リタは紅茶を飲みながらヘイジの言動を振り返ると、少し困った様に口を開く。
「あれだけの戦闘力が有るのになんか弱気と言うか、挑戦を過度に恐れているような感じがするのよね」
モリガガメを一人で倒し、あまつさえその甲羅に穴を開けるほどの戦闘力を持つヘイジ。にもかかわらず、リタに新たな特獣の到来を告げられたときの慌てようは異様だった。
それがヒメヤマトカゲであると分かった後は落ち着いていたが、それでも木剣で教官に相対する新人のような緊張感があった。
「新人なら仕方ないだろう。あるいは持って生まれた才能に心が追い付いていないのかもな」
短期的に大きな成長を遂げた時に自分の力量を読み切れず、過度に腰が引けるというのはリタにも理解できる話である。
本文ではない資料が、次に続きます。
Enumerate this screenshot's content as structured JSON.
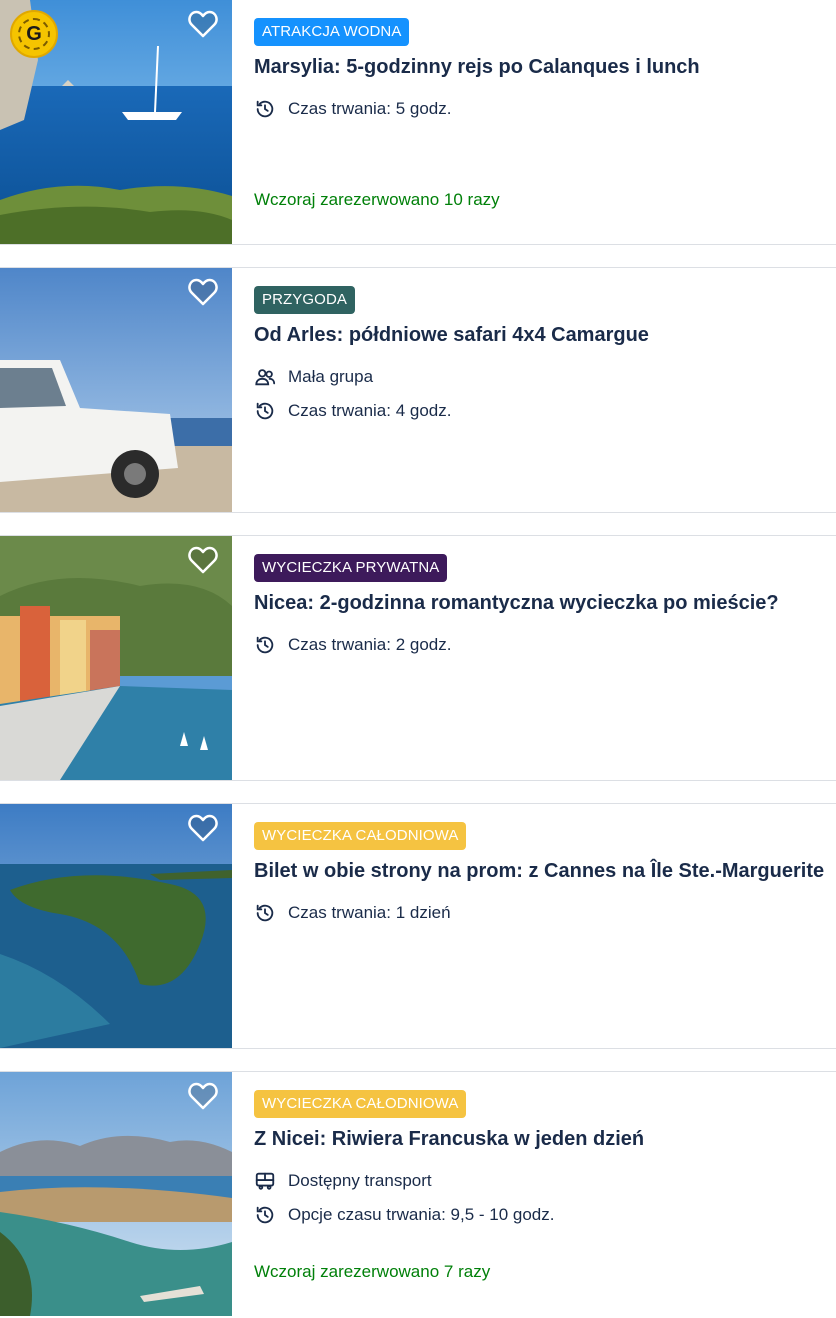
{
  "cards": [
    {
      "tag": "ATRAKCJA WODNA",
      "tag_color": "#1592fe",
      "title": "Marsylia: 5-godzinny rejs po Calanques i lunch",
      "duration": "Czas trwania: 5 godz.",
      "booked": "Wczoraj zarezerwowano 10 razy",
      "badge_letter": "G"
    },
    {
      "tag": "PRZYGODA",
      "tag_color": "#2f6361",
      "title": "Od Arles: półdniowe safari 4x4 Camargue",
      "group": "Mała grupa",
      "duration": "Czas trwania: 4 godz."
    },
    {
      "tag": "WYCIECZKA PRYWATNA",
      "tag_color": "#3d1a5b",
      "title": "Nicea: 2-godzinna romantyczna wycieczka po mieście?",
      "duration": "Czas trwania: 2 godz."
    },
    {
      "tag": "WYCIECZKA CAŁODNIOWA",
      "tag_color": "#f5c341",
      "title": "Bilet w obie strony na prom: z Cannes na Île Ste.-Marguerite",
      "duration": "Czas trwania: 1 dzień"
    },
    {
      "tag": "WYCIECZKA CAŁODNIOWA",
      "tag_color": "#f5c341",
      "title": "Z Nicei: Riwiera Francuska w jeden dzień",
      "transport": "Dostępny transport",
      "duration": "Opcje czasu trwania: 9,5 - 10 godz.",
      "booked": "Wczoraj zarezerwowano 7 razy"
    }
  ],
  "icons": {
    "heart": "heart-outline-icon",
    "duration": "clock-history-icon",
    "group": "small-group-icon",
    "transport": "bus-icon"
  }
}
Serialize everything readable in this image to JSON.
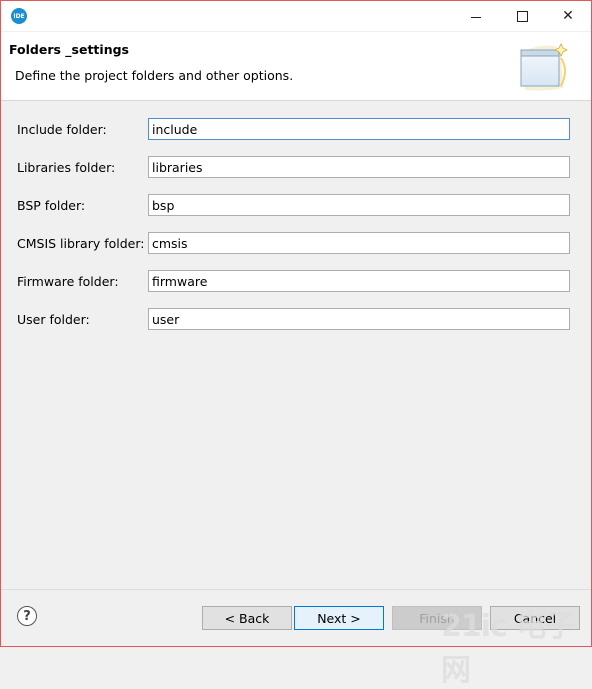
{
  "window": {
    "app_icon_text": "IDE",
    "controls": {
      "minimize": "minimize",
      "maximize": "maximize",
      "close": "✕"
    }
  },
  "header": {
    "title": "Folders _settings",
    "description": "Define the project folders and other options."
  },
  "form": {
    "fields": [
      {
        "label": "Include folder:",
        "value": "include"
      },
      {
        "label": "Libraries folder:",
        "value": "libraries"
      },
      {
        "label": "BSP folder:",
        "value": "bsp"
      },
      {
        "label": "CMSIS library folder:",
        "value": "cmsis"
      },
      {
        "label": "Firmware folder:",
        "value": "firmware"
      },
      {
        "label": "User folder:",
        "value": "user"
      }
    ]
  },
  "footer": {
    "help_label": "?",
    "back_label": "< Back",
    "next_label": "Next >",
    "finish_label": "Finish",
    "cancel_label": "Cancel"
  },
  "watermark": {
    "text": "21ic 电子网"
  },
  "colors": {
    "window_border": "#e25858",
    "focus_border": "#4f8fd1",
    "default_button_border": "#0078d7"
  }
}
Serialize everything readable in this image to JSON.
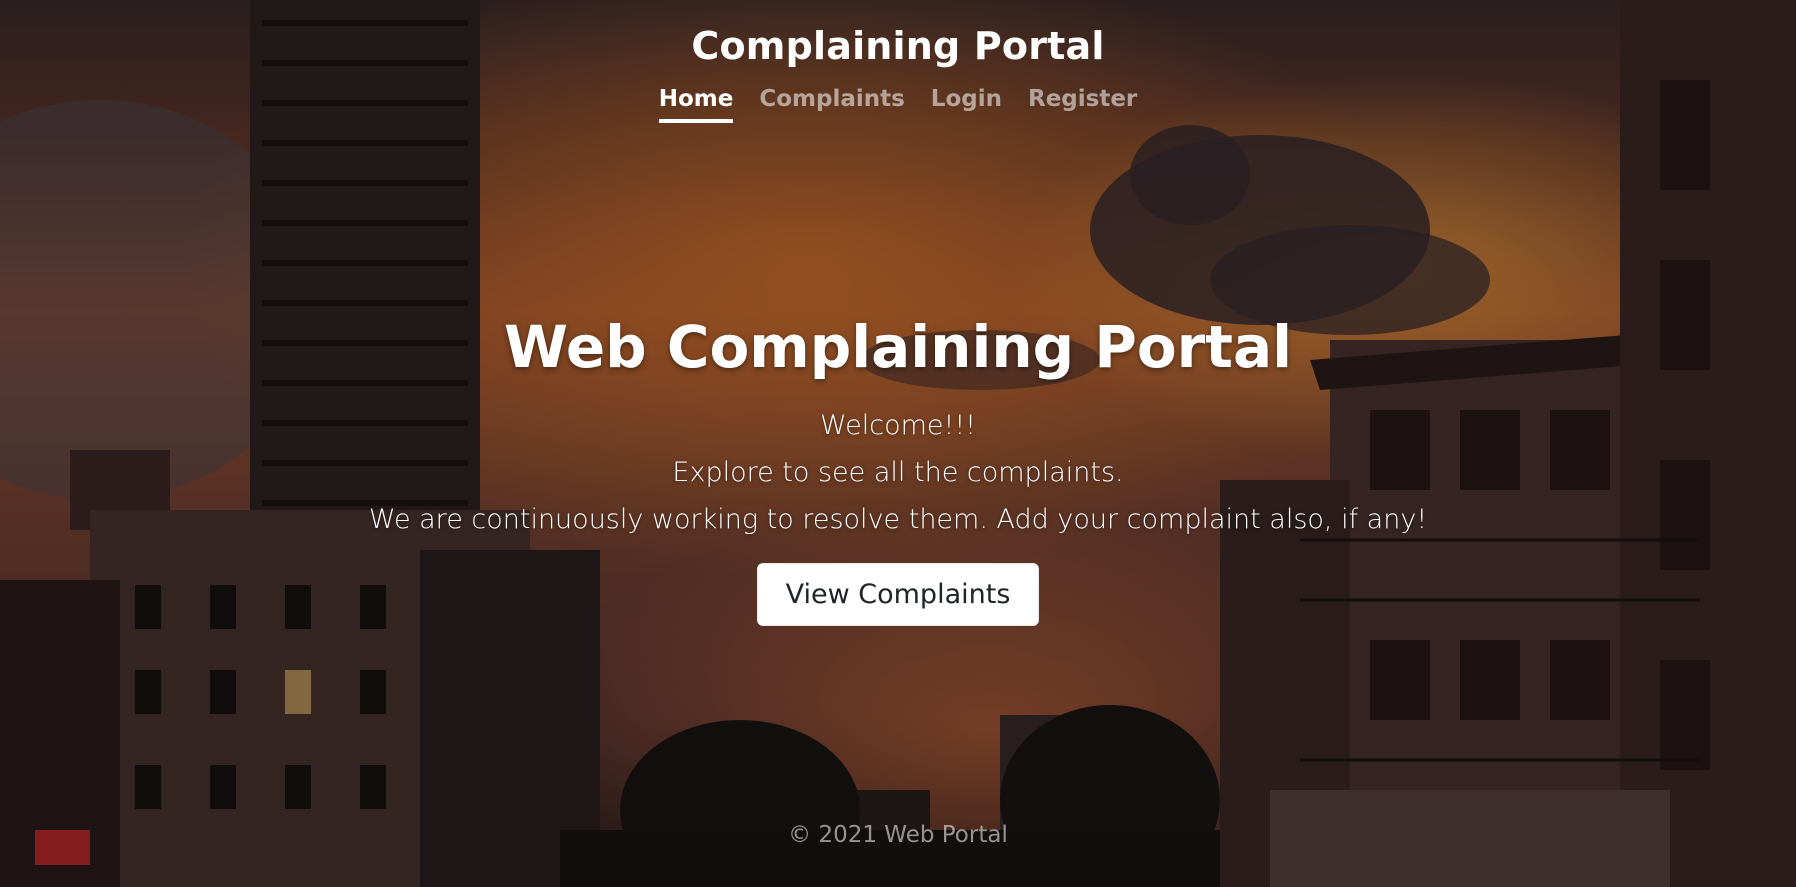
{
  "header": {
    "brand": "Complaining Portal",
    "nav": [
      {
        "label": "Home",
        "active": true
      },
      {
        "label": "Complaints",
        "active": false
      },
      {
        "label": "Login",
        "active": false
      },
      {
        "label": "Register",
        "active": false
      }
    ]
  },
  "hero": {
    "title": "Web Complaining Portal",
    "lines": [
      "Welcome!!!",
      "Explore to see all the complaints.",
      "We are continuously working to resolve them. Add your complaint also, if any!"
    ],
    "button_label": "View Complaints"
  },
  "footer": {
    "text": "© 2021 Web Portal"
  },
  "colors": {
    "text": "#ffffff",
    "muted_text": "rgba(255,255,255,0.55)",
    "button_bg": "#ffffff",
    "button_text": "#212529"
  }
}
「あんたもそんな感じじゃないの? 何かアドバイスとかないかしら」
リタからすれば、オリヴィアも若くして尋常では無い力を手にした人間だ。身に余る力を得たとき、どう適応したのかはリタも気になるところであった。
「私は強いモノも弱いモノも全部斬った。そうすればおのずと整う」
オリヴィアは事もなげに言う。
「そうね……」
リタは呆れて椅子に身を沈める。その回答は内容はともかくオリヴィアらしくあったので、カップをあおって紅茶と一緒に不平を飲み干した。
「ところで他の連中はどうなの」
他の連中とは、リタらと同じ特猟会に所属する仲間の事だ。彼らもそれぞれ人材探しをしている。
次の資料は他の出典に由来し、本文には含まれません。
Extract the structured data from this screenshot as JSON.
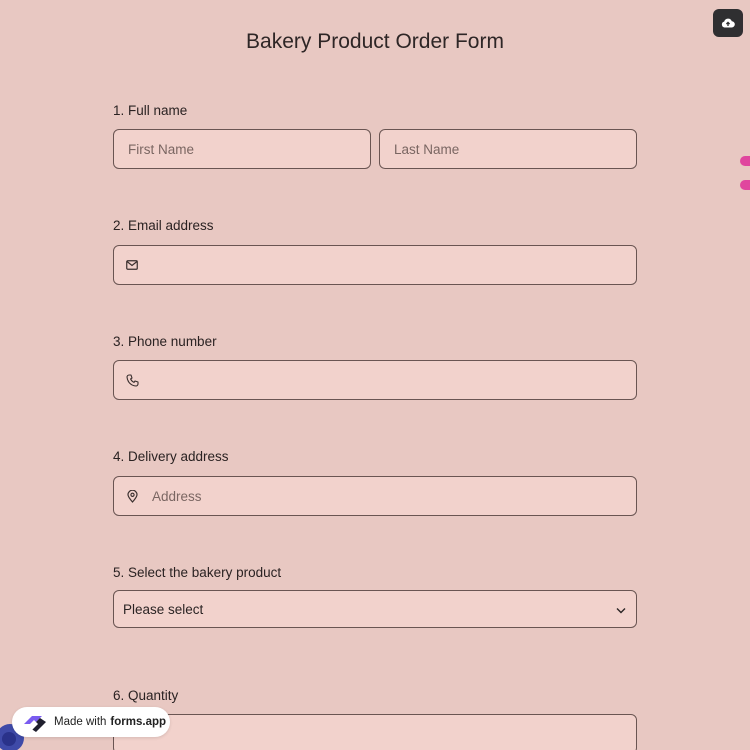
{
  "form": {
    "title": "Bakery Product Order Form",
    "questions": [
      {
        "label": "1.  Full name",
        "first_placeholder": "First Name",
        "last_placeholder": "Last Name"
      },
      {
        "label": "2. Email address",
        "icon": "envelope-icon"
      },
      {
        "label": "3. Phone number",
        "icon": "phone-icon"
      },
      {
        "label": "4. Delivery address",
        "icon": "map-pin-icon",
        "placeholder": "Address"
      },
      {
        "label": "5. Select the bakery product",
        "selected": "Please select",
        "icon": "chevron-down-icon"
      },
      {
        "label": "6. Quantity"
      }
    ]
  },
  "toolbar": {
    "save_icon": "cloud-upload-icon"
  },
  "branding": {
    "made_with": "Made with",
    "brand": "forms.app"
  },
  "colors": {
    "background": "#e8c8c2",
    "field_bg": "#f2d2cc",
    "accent": "#e0469e",
    "brand": "#3f4aa8"
  }
}
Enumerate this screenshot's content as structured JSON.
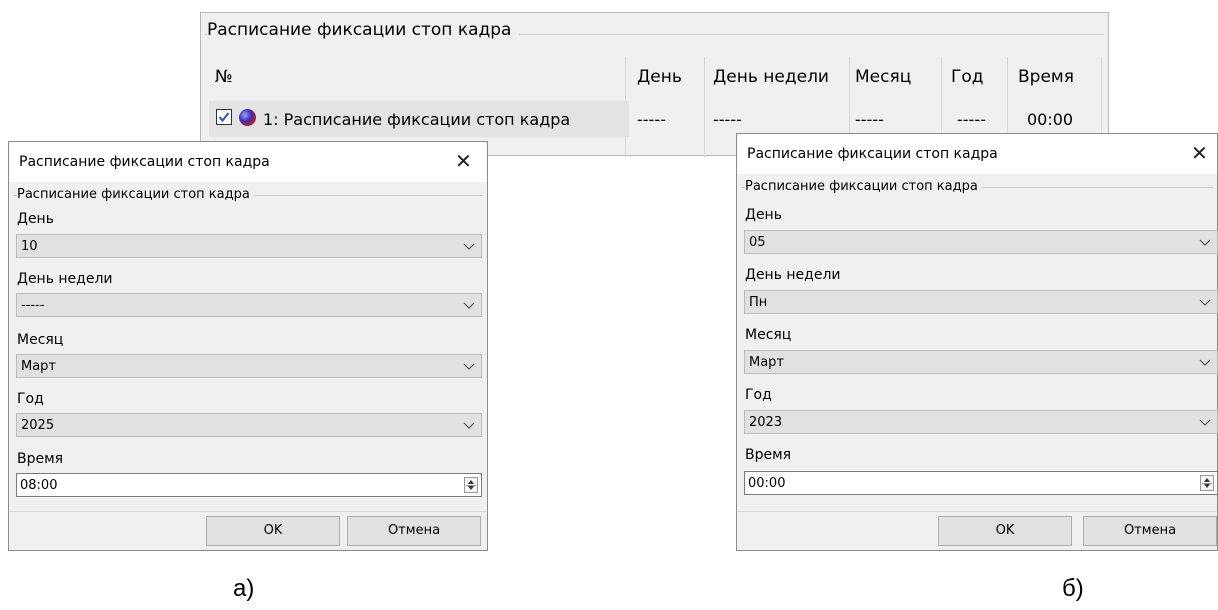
{
  "table": {
    "title": "Расписание фиксации стоп кадра",
    "columns": [
      "№",
      "День",
      "День недели",
      "Месяц",
      "Год",
      "Время"
    ],
    "row": {
      "name": "1: Расписание фиксации стоп кадра",
      "day": "-----",
      "weekday": "-----",
      "month": "-----",
      "year": "-----",
      "time": "00:00",
      "checked": true
    }
  },
  "dialog_a": {
    "title": "Расписание фиксации стоп кадра",
    "group_title": "Расписание фиксации стоп кадра",
    "day_label": "День",
    "day_value": "10",
    "weekday_label": "День недели",
    "weekday_value": "-----",
    "month_label": "Месяц",
    "month_value": "Март",
    "year_label": "Год",
    "year_value": "2025",
    "time_label": "Время",
    "time_value": "08:00",
    "ok_label": "OK",
    "cancel_label": "Отмена"
  },
  "dialog_b": {
    "title": "Расписание фиксации стоп кадра",
    "group_title": "Расписание фиксации стоп кадра",
    "day_label": "День",
    "day_value": "05",
    "weekday_label": "День недели",
    "weekday_value": "Пн",
    "month_label": "Месяц",
    "month_value": "Март",
    "year_label": "Год",
    "year_value": "2023",
    "time_label": "Время",
    "time_value": "00:00",
    "ok_label": "OK",
    "cancel_label": "Отмена"
  },
  "captions": {
    "a": "а)",
    "b": "б)"
  },
  "icons": {
    "close": "close-icon",
    "dropdown": "chevron-down-icon",
    "check": "check-icon",
    "status": "status-ball-icon"
  }
}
「ケイとクルクは手応え無し。ヒョードとスタックの方は、一応気になる人はいるらしいがなんとも」
オリヴィアが仲間達の近況を思い出すが、どこもあまり芳しくないらしい。
「なおさらヘイジが欲しいわね。あいつは唯一無二だし」
「いっそ何か試練になるような事でも起きればな」
こういった問題はさっさと荒療治で解決してしまえと言うのが、オリヴィアの考えだ。全力を発揮せざるを得ない状況に陥れば、嫌でも自分の実力を受け入れることになるだろう。
「他人にそれを願うのってどうなの」
リタも概ね同意見だったが、仲間でもない人物に苦難が訪れる事を望むのは気が引けた。
「でもまあ、ハンターをやってればいずれそういう事もあるでしょうね」
「それもそうだな」
ヘイジには未知な事が多いため、どのみち様子見が必要だ。それに今般の特獣の異常分布が良くも悪くも刺激になりそうな、そんな予感がリタにはしてならなかった。
「ところで調査の件だけど―」
その後話題はこの街を悩ます問題へと移り、オリヴィアが数回カップを空にするまでささやかな茶会は続いた。